Dudu de Morro Agudo, do Portal Enraizados: “O portal foi criado inicialmente para botar em contato as pessoas de hip hop do Brasil inteiro. Começou em 1999, mesmo com a internet não tão difundida. Em 2006 o portal tinha 600 mil acessos por mês. Pouco tempo depois esse número caiu, porque as pessoas começaram a ter seus próprios blogs. Hoje o site é uma revista, com gente que escreve do Brasil todo. Tem também o site institucional. A partir de 2005 começamos a viajar e conhecer políticas públicas, então começamos a ver nosso bairro de jeito diferente. O padrão dos jovens era admirar bandido, começamos a mostrar outras coisas, e trazer pessoas de fora da comunidade com histórias motivadoras. Temos rádio web. Temos também TV no Youtube e jornal [Te cuida Globo, berrou alguém na plateia]. E mantemos um espaço alugado de 400 metros quadrados com biblioteca, estúdio e telecentro. Nosso grupo é bom, mas tem pouca gente qualificada. Então voltamos todos a ser estudantes. Hoje temos um dos nossos como Parceiro do RJ, tem um pessoal no Futura e também no jornal O Dia.”

Marina, do Núcleo Piratininga de Comunicação (NPC). “Curso de comunicação comunitária que está na ativa desde 2005. É ministrado no Sindicato dos Engenheiros, na Cinelândia. A primeira turma tinha só gente que já fazia comunicação comunitária. Aos poucos fomos abrindo mais e recebendo gente de várias favelas, de movimentos sociais. Teve até um engenheiro que fez o curso e hoje participa do Boletim do MST. Principal desafio é como tornar a comunicação algo que faz parte da vida da pessoa. Quem financia é a Fundação Rosa Luxemburgo, agora temos 50 pessoas por turma e fila de espera. Todos os professores são voluntários. Estamos na sétima edição do curso. É aos sábados, de 15 em 15 dias, por quatro meses. Tem aula de História do Brasil, de redação, de internet. O Fiell diz que gosta de ser repetente desse curso.” [Fiell pediu a palavra de novo e falou: “Este curso foi minha janela para conhecer a luta dos trabalhadores do Brasil. Lá aprendi a diagramar, fazer pauta, não é tão difícil quanto falam por aí…”]

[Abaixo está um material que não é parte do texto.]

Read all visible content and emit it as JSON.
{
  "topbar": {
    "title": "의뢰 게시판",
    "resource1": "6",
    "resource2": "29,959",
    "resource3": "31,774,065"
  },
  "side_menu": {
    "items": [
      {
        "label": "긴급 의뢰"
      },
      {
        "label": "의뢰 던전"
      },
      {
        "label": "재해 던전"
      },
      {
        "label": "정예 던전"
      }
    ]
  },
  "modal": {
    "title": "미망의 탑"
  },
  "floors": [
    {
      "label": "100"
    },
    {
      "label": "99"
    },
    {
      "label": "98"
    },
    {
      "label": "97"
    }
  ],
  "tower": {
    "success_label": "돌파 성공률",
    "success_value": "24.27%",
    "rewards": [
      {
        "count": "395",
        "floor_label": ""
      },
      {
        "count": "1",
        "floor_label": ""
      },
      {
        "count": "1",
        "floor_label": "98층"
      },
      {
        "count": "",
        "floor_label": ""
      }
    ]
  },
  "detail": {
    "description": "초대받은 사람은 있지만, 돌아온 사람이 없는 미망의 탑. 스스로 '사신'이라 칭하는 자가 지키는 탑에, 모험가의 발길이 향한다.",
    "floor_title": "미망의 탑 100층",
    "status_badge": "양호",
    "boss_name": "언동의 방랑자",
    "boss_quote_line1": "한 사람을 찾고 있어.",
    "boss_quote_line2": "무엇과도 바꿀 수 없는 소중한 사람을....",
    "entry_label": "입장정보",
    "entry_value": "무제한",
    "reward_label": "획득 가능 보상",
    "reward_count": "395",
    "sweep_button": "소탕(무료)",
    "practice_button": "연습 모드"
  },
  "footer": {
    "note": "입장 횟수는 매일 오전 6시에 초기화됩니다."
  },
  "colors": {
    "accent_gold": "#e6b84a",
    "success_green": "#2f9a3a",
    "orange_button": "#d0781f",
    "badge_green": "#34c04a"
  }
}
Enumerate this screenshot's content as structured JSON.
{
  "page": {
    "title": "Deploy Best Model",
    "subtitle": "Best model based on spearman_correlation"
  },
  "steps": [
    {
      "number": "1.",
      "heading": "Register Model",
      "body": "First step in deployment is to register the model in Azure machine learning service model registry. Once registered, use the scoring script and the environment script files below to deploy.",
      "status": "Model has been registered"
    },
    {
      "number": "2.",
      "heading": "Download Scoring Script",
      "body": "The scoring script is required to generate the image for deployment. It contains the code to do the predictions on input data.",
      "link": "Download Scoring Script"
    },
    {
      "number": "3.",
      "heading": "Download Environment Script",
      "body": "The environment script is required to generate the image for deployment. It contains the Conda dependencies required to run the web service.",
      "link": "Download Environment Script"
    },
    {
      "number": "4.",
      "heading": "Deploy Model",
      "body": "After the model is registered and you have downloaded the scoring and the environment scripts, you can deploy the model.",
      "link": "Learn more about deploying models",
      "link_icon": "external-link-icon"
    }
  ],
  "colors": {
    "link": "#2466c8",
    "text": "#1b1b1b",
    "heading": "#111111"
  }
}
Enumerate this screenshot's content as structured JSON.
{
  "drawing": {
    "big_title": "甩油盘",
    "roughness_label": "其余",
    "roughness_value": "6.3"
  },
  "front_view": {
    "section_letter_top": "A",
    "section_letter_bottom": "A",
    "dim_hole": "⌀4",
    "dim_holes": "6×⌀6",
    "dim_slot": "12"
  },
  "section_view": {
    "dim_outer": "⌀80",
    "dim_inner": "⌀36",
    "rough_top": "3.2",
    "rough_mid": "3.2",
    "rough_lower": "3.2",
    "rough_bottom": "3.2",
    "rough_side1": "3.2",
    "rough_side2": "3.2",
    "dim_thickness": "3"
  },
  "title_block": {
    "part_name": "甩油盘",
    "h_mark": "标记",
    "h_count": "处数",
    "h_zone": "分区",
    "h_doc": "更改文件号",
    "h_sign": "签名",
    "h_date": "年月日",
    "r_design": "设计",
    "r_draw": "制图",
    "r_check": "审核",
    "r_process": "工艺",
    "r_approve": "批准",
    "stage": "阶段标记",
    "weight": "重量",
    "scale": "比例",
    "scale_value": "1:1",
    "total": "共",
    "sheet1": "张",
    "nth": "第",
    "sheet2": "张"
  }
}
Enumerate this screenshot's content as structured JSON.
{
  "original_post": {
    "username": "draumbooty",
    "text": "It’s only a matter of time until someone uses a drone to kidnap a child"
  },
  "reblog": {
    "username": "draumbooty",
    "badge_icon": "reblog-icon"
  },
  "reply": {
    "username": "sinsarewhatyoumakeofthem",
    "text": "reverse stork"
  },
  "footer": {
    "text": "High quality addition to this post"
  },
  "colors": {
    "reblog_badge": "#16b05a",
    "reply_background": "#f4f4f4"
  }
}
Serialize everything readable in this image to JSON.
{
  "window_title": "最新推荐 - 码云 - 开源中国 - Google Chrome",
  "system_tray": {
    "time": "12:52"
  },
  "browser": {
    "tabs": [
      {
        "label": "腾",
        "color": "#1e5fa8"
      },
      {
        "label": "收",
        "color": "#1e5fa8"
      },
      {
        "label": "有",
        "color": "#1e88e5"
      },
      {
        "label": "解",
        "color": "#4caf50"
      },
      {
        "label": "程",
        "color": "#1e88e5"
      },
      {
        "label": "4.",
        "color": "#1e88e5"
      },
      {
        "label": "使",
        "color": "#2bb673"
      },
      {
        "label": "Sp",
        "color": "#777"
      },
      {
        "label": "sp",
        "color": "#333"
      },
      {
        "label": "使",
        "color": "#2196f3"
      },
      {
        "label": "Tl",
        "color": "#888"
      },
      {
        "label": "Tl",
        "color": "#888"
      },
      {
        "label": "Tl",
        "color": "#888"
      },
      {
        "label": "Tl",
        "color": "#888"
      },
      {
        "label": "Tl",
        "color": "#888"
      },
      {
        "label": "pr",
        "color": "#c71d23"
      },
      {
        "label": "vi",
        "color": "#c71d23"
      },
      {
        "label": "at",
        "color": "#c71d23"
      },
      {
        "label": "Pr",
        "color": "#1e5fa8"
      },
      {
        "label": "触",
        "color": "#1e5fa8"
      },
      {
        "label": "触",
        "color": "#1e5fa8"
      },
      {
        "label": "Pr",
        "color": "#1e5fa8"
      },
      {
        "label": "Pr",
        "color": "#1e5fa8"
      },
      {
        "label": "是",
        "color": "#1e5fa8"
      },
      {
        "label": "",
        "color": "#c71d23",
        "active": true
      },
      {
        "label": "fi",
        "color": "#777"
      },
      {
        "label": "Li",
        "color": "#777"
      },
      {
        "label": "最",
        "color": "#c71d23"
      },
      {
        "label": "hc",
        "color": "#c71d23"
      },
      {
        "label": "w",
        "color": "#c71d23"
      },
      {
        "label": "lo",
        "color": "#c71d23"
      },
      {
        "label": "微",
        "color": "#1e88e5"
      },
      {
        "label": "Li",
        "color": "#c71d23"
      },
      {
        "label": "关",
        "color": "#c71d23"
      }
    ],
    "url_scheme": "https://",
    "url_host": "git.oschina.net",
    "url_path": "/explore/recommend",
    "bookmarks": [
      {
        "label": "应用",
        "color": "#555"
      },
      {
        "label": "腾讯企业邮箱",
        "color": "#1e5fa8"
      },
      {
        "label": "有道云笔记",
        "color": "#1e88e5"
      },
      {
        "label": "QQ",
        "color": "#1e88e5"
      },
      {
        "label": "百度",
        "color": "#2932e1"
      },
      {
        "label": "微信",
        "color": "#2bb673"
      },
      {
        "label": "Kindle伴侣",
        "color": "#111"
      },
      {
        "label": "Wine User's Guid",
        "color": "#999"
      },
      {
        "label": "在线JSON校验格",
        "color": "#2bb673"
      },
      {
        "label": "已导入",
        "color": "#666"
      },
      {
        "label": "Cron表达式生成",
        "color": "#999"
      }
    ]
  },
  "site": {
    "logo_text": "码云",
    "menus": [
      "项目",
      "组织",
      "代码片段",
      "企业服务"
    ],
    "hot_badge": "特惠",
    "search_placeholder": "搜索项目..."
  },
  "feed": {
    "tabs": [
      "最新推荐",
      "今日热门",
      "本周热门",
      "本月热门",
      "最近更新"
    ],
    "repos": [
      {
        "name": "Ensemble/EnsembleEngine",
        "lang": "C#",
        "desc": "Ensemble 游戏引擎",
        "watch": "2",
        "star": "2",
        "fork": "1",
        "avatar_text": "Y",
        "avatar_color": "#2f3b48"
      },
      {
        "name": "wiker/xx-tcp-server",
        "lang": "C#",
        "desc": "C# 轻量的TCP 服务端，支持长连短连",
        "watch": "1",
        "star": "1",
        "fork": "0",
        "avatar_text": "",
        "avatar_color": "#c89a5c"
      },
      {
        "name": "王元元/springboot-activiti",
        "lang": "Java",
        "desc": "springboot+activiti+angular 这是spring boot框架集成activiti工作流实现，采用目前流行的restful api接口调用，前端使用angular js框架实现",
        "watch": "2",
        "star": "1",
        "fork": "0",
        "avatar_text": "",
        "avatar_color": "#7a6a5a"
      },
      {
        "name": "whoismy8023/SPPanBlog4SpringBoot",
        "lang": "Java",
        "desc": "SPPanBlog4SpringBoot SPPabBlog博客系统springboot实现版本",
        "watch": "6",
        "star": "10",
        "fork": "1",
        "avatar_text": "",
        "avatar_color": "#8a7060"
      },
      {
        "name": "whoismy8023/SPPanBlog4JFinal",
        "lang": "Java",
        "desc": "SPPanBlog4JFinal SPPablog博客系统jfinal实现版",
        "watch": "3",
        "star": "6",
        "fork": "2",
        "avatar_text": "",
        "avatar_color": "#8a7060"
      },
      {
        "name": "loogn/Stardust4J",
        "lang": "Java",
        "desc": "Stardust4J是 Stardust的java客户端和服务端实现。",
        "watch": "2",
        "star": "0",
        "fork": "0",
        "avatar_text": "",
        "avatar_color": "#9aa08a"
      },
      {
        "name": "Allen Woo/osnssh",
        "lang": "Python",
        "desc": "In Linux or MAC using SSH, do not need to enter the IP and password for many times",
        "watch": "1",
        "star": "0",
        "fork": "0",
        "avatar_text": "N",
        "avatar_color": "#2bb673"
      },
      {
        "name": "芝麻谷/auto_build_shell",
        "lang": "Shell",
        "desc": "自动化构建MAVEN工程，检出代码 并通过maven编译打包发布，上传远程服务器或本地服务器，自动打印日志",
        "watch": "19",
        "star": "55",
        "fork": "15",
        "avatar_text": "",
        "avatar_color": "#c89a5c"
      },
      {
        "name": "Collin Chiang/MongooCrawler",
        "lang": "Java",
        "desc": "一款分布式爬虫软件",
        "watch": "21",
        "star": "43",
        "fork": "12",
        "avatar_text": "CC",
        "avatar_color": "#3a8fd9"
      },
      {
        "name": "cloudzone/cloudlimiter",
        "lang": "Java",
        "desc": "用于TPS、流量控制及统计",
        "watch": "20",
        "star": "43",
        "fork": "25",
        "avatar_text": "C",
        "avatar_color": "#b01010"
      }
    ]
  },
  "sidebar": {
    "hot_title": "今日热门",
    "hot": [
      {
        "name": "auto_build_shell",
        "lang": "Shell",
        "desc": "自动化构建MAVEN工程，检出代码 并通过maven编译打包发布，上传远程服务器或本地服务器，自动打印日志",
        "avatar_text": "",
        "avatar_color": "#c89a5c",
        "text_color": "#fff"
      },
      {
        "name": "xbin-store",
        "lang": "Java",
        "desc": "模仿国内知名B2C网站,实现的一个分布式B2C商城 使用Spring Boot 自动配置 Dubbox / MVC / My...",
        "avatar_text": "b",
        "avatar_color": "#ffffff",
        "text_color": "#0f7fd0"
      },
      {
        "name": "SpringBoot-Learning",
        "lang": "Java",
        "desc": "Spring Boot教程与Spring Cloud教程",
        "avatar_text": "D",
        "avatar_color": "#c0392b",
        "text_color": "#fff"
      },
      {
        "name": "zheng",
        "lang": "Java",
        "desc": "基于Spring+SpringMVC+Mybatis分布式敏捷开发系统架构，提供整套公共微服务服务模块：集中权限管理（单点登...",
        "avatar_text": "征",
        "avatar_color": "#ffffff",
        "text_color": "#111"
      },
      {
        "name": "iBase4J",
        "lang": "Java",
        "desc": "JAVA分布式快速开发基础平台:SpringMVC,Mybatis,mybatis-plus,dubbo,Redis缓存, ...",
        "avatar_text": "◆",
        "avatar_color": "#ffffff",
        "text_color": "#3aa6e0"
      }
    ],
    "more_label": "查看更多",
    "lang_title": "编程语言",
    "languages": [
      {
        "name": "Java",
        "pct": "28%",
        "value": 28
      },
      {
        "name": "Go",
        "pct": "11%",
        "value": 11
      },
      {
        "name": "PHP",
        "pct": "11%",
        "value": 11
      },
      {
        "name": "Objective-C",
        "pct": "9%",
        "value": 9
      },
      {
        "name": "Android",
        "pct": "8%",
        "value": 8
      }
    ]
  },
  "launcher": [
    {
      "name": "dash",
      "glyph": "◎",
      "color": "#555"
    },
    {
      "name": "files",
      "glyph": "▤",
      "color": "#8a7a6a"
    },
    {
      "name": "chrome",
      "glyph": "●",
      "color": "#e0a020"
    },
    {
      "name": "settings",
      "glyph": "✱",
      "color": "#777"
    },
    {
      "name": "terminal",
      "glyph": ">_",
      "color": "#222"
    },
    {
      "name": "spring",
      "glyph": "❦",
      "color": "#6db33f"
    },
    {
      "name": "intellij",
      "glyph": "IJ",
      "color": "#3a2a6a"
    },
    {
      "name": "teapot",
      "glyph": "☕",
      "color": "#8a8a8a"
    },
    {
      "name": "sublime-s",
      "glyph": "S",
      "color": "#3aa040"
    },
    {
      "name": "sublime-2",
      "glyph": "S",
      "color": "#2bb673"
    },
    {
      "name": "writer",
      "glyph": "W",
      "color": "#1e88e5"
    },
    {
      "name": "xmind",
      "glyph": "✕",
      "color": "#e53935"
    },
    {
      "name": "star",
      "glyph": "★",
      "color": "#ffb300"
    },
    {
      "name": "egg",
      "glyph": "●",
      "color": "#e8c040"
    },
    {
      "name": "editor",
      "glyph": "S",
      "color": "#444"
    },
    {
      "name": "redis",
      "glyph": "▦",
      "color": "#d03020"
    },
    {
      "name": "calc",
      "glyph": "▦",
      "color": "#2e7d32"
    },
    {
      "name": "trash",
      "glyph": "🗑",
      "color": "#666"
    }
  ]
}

Eliana Souza, da Redes da Maré. “O jornal Maré de Notícias surgiu do desejo de um projeto estruturante para conjunto de favelas da Maré. Pensamos hoje que o papel que podemos desempenhar para contribuir para melhorar a qualidade de vida. Jornal nasce da ideia de ser veículo de comunicação social. Reunimos gente também de fora da maré para colaborar. Fizemos pesquisa para saber como os moradores se sentiriam representados, inclusive o nome do jornal foi votação. Tentamos passar mensagem reflexiva sobre problemas do bairro, e tentar propor soluções para o bairro e para a cidade. Para isso estamos sempre nos reunindo com associações de moradores para pensar o nosso papel e qualificar pessoas que possam ser parceiras do jornal. Ele tem 35 mil exemplares entregues de porta em porta, é mensal, tem 1 ano e 7 meses.”